Logo em suas primeiras páginas, ainda na introdução, “As Teorias dos Cineastas” começa com uma fala intrigante: “Um cineasta só merece esse nome a partir do momento em que sabe o que está fazendo”. E quem diz isso não é o teórico Jacques Aumont, o autor do livro, e sim o cineasta francês Claude Chabrol. A obra se debruça então às ideias e conceitos por de trás de filmografias e propostas de diretores diversos, como Dziga Vertov, Alfred Hitchcock, Jean Epstein, Andrei Tarkovski, Marguerite Duras, François Truffaut, dentre outros.

Não por acaso, os diretores escolhidos por Aumont foram também autores de textos (sejam ensaios ou livros inteiros) ou objetos de entrevistas de abordagem mais teórica sobre o cinema. A ideia do autor é expressar, através das mais diferentes visões desses realizadores, como o cinema pressupõe uma teoria que suporte a visão do autor sobre formatos e significações do filme.

Por essas características, “As Teorias dos Cineastas” exige um leitor o mais inteirado possível sobre a filmografia dos cineastas, não se configurando como uma obra para iniciantes. Elitismo? Não. Só se torna um pouco difícil entender, por exemplo, entender de forma mais completa os conceitos de montagem intelectual de Eisenstein, ou a oralidade literária do cinema de Duras, sem ter visto pelo menos um filme desses diretores.

Do desafio ao prazer

Vencido o desafio (que para o cinéfilo é um prazer), a leitura de “As Teorias dos Cineastas” é uma interessante ferramenta conscientizadora não só para cinéfilos, mas também para realizadores. O livro mostra como grandes diretores utilizaram ou mesmo criaram bases teóricas sólidas para a expressão artística como forma de ordenação de seus modos de “dizer com o filme”, ou, como Aumont coloca no título do segundo capítulo do livro, de “escrita da realidade”. Para além dos domínios do conhecimento técnico e para além da livre expressão artística, esses diretores denotam um entendimento de como e o que dizer, criando identidades únicas a suas filmografias.

Se, por um lado, a leitura de “As Teorias dos Cineastas” se mostra um desafio ao leitor iniciante por sua complexidade, por outro lado, o estilo de escrita proposto por Aumont ao dividir os capítulos em subtópicos menores ajuda a manter o ritmo da obra. Dividido em quatro capítulos (“A teoria dos teóricos”, “O visível e a imagem, a realidade e sua escrita”, “Maquinarias e maquinações” e “A arte e a poética”), a obra os subdivide e permite ao leitor, por exemplo, ler trechos de cada capítulo que remetam a um diretor específico. Eisenstein, Tarkovski e Jean-Luc Godard, por exemplo, são alguns dos que mais aparecem no decorrer dos capítulos, ao passo que John Grierson e Alexandre Astruc recebem menos destaque.

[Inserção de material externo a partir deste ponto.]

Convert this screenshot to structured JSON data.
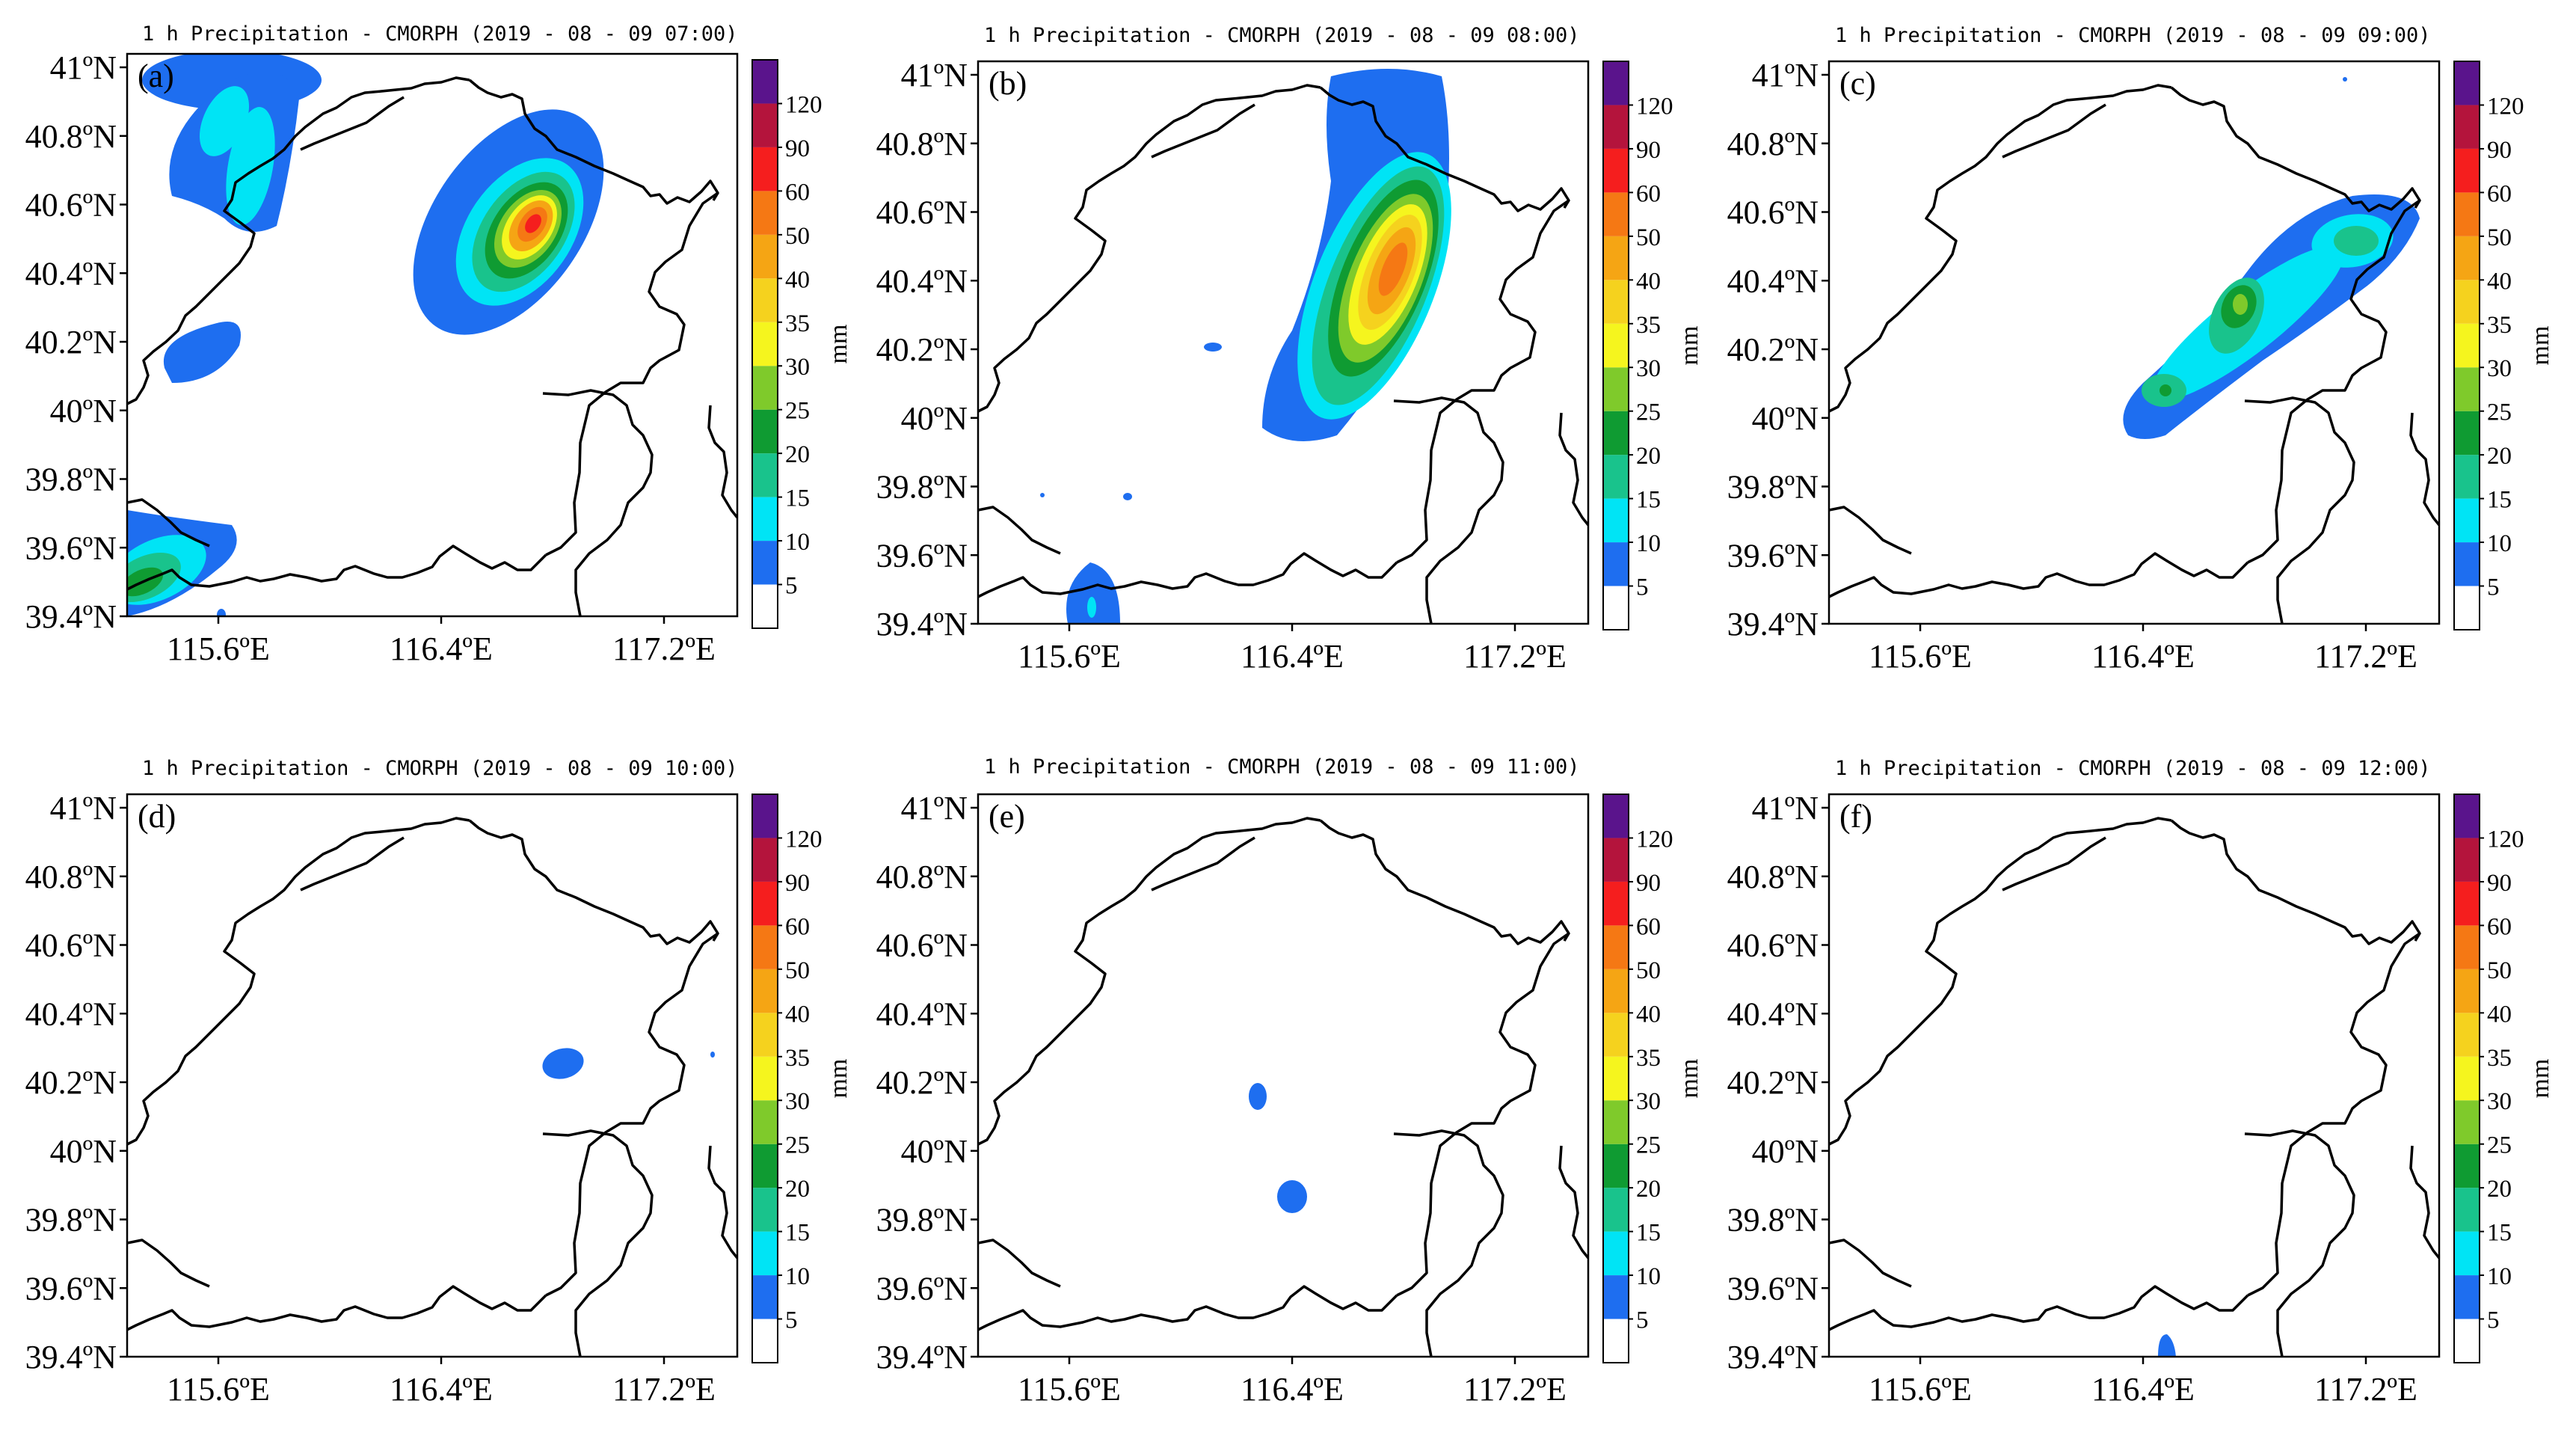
{
  "figure": {
    "panels": [
      {
        "id": "a",
        "letter": "(a)",
        "title": "1 h Precipitation - CMORPH (2019 - 08 - 09 07:00)"
      },
      {
        "id": "b",
        "letter": "(b)",
        "title": "1 h Precipitation - CMORPH (2019 - 08 - 09 08:00)"
      },
      {
        "id": "c",
        "letter": "(c)",
        "title": "1 h Precipitation - CMORPH (2019 - 08 - 09 09:00)"
      },
      {
        "id": "d",
        "letter": "(d)",
        "title": "1 h Precipitation - CMORPH (2019 - 08 - 09 10:00)"
      },
      {
        "id": "e",
        "letter": "(e)",
        "title": "1 h Precipitation - CMORPH (2019 - 08 - 09 11:00)"
      },
      {
        "id": "f",
        "letter": "(f)",
        "title": "1 h Precipitation - CMORPH (2019 - 08 - 09 12:00)"
      }
    ],
    "lon_ticks": [
      "115.6ºE",
      "116.4ºE",
      "117.2ºE"
    ],
    "lat_ticks": [
      "41ºN",
      "40.8ºN",
      "40.6ºN",
      "40.4ºN",
      "40.2ºN",
      "40ºN",
      "39.8ºN",
      "39.6ºN",
      "39.4ºN"
    ],
    "colorbar": {
      "unit": "mm",
      "levels": [
        "5",
        "10",
        "15",
        "20",
        "25",
        "30",
        "35",
        "40",
        "50",
        "60",
        "90",
        "120"
      ],
      "colors": [
        "#ffffff",
        "#1e6ef0",
        "#00e4f5",
        "#19c38c",
        "#0f9b32",
        "#7fca2b",
        "#f5f51e",
        "#f5d21e",
        "#f5a514",
        "#f57814",
        "#f51e1e",
        "#b4143c",
        "#5a148c"
      ]
    }
  }
}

O flerte entre cinema e outras artes que Aumont traz a partir dos diretores aos quais se debruça é uma intrigante característica do livro. O hibridismo do cinema ao relacionar-se com a literatura, a pintura, a fotografia e a poesia, para só citar algumas, permeia as obras de todos os diretores selecionados em “A Teoria dos Cineastas”. Isso aponta a cinéfilos e realizadores que leem o livro a necessidade de enriquecer-se de experiências artísticas diversas como mecanismo criativo e estrutural para o cinema que desejam criar ou consumir.

Como você já deve ter percebido nessa altura da leitura, “As Teorias dos Cineastas” difere dos demais livros sobre análise fílmica por não partir das obras em si, mas sim do trabalho conceitual dos diretores. Logo, seu foco é a produção de sentido por parte de um emissor primeiro, e não do público (críticos inclusos) que reinterpreta e reconstrói os filmes a partir de suas visões de mundo. Desmerecimento da prática? Não, apenas uma mudança de ponto de vista sobre o mesmo fenômeno, e que resulta num pequeno e interessante livro.